The concern is not merely that scandals exist.
The concern is that Americans may no longer have the capacity to fully process them before the next one arrives.
Meanwhile, the consequences continue accumulating.
Money continues being spent.
Policies continue being implemented.
Military actions continue unfolding.
And in Litman’s view, the public is left trying to chase events that never stop moving.
His most dramatic claim involved the scale of the alleged bombing campaign itself.
“Two hundred people killed in secret, in international waters, without legal authority, without evidence of effect, at a cost of nearly five billion dollars,” he wrote.
“It is still happening, under our noses as it were, but we’re focused on other things.”
The statement immediately ignited discussion among legal experts, political observers, and critics of the administration.
Supporters of Trump have frequently dismissed such accusations as politically motivated attacks from longtime opponents.

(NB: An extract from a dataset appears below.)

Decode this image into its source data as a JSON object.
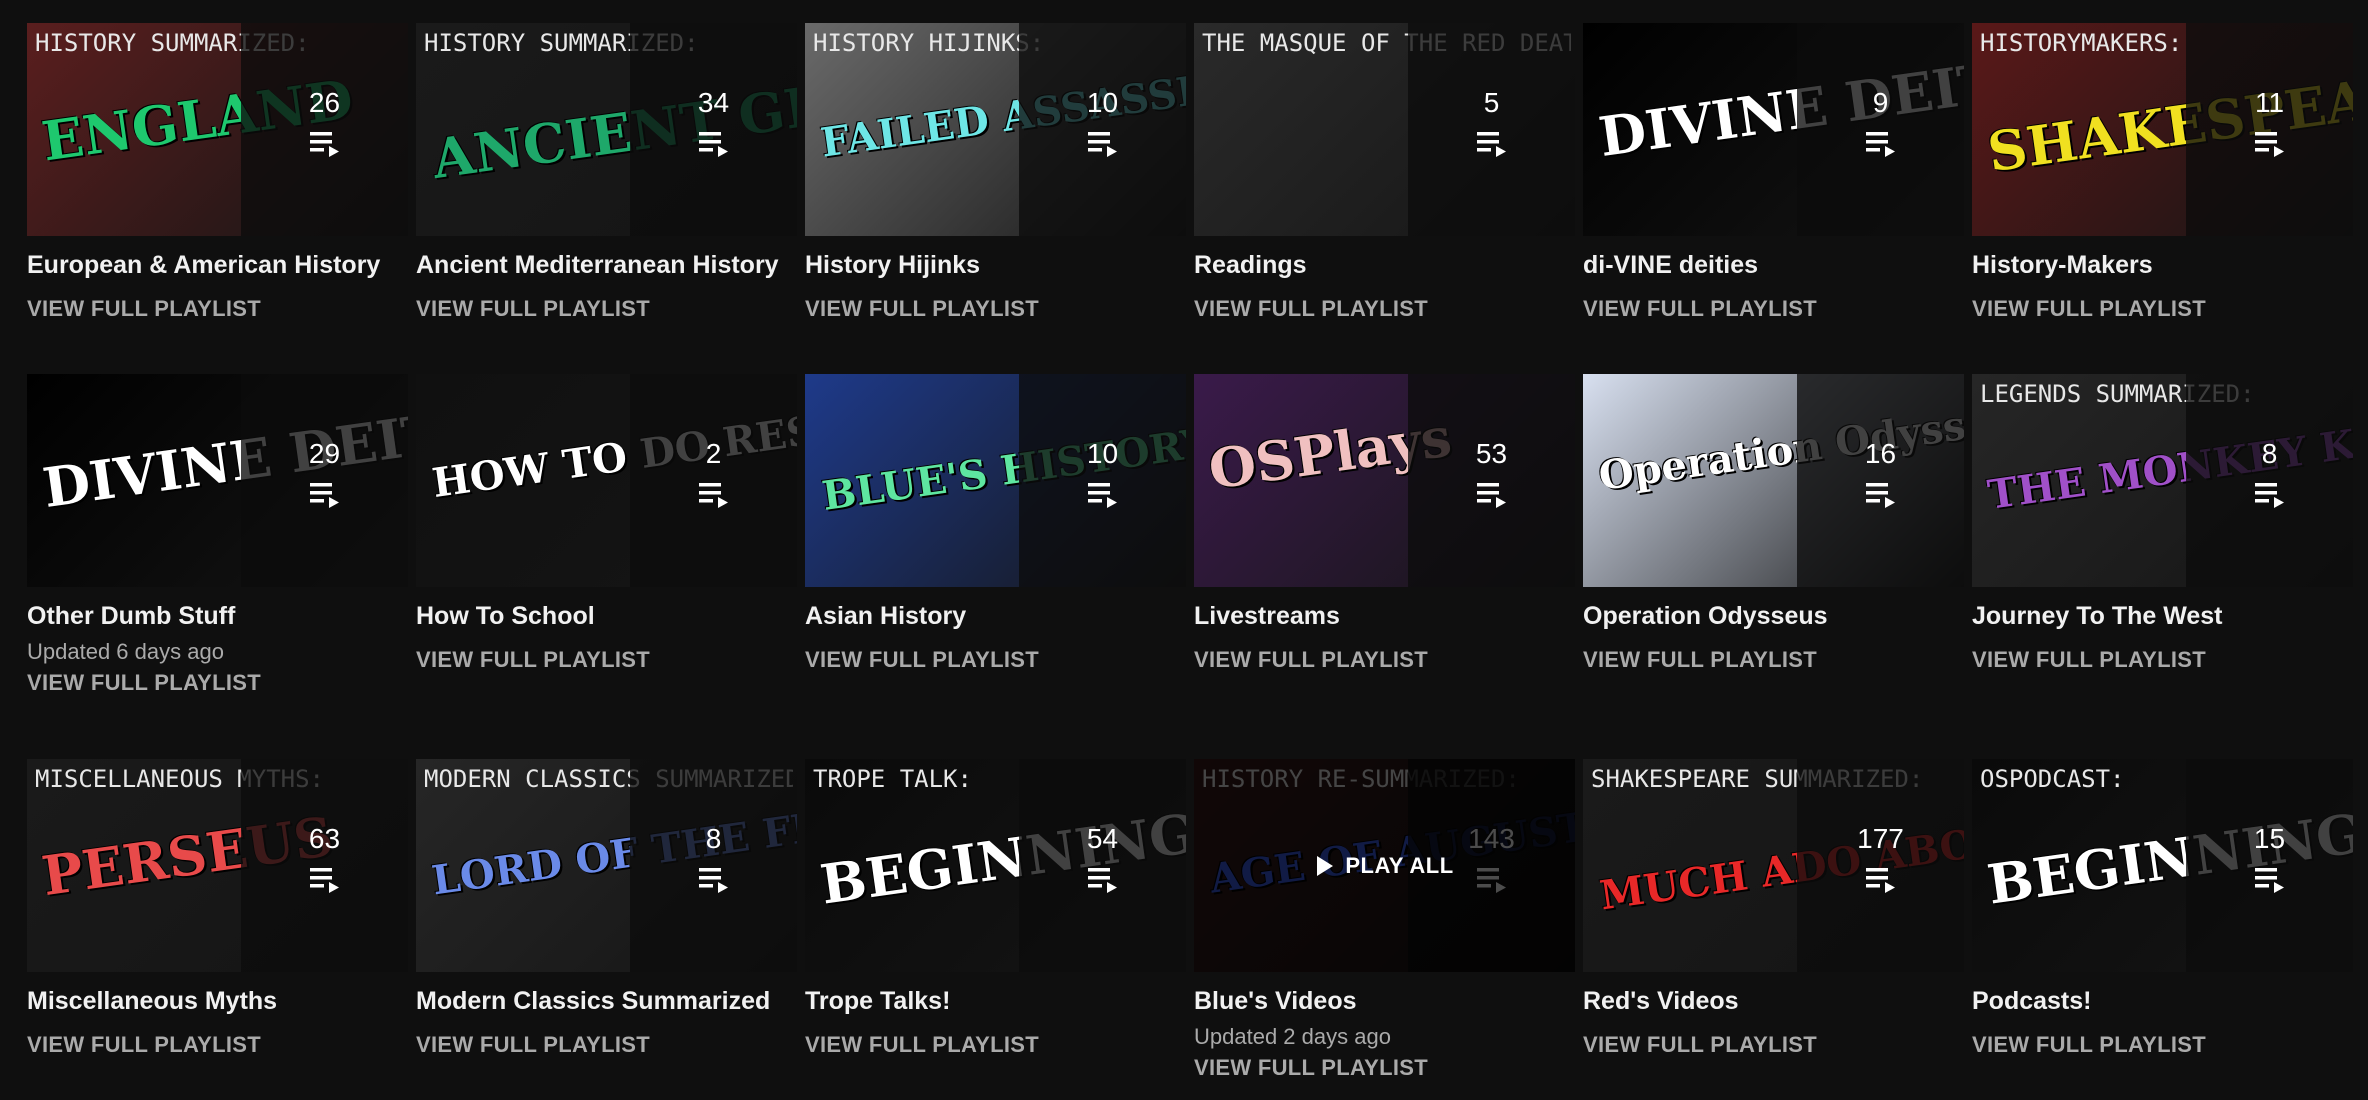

Critics counter that oversight becomes even more important when government actions involve military force, classified operations, and billions in taxpayer funds.
The debate is unlikely to end anytime soon.
But Litman’s broader warning may prove harder to dismiss.
Because it raises a question that extends beyond any single administration.
In an era of nonstop outrage, endless headlines, and social media-driven attention spans, what happens when the public becomes overwhelmed by the sheer volume of controversy?
What happens when every scandal competes against ten others?
And what happens when the most important stories become buried beneath the loudest ones?
For Litman, the answer is already visible.
He believes Americans are watching history unfold.
The troubling part, he says, is that many may not realize it until much later.
And by then, the cost could already be counted in lives, billions of dollars, and opportunities for accountability that have long since disappeared.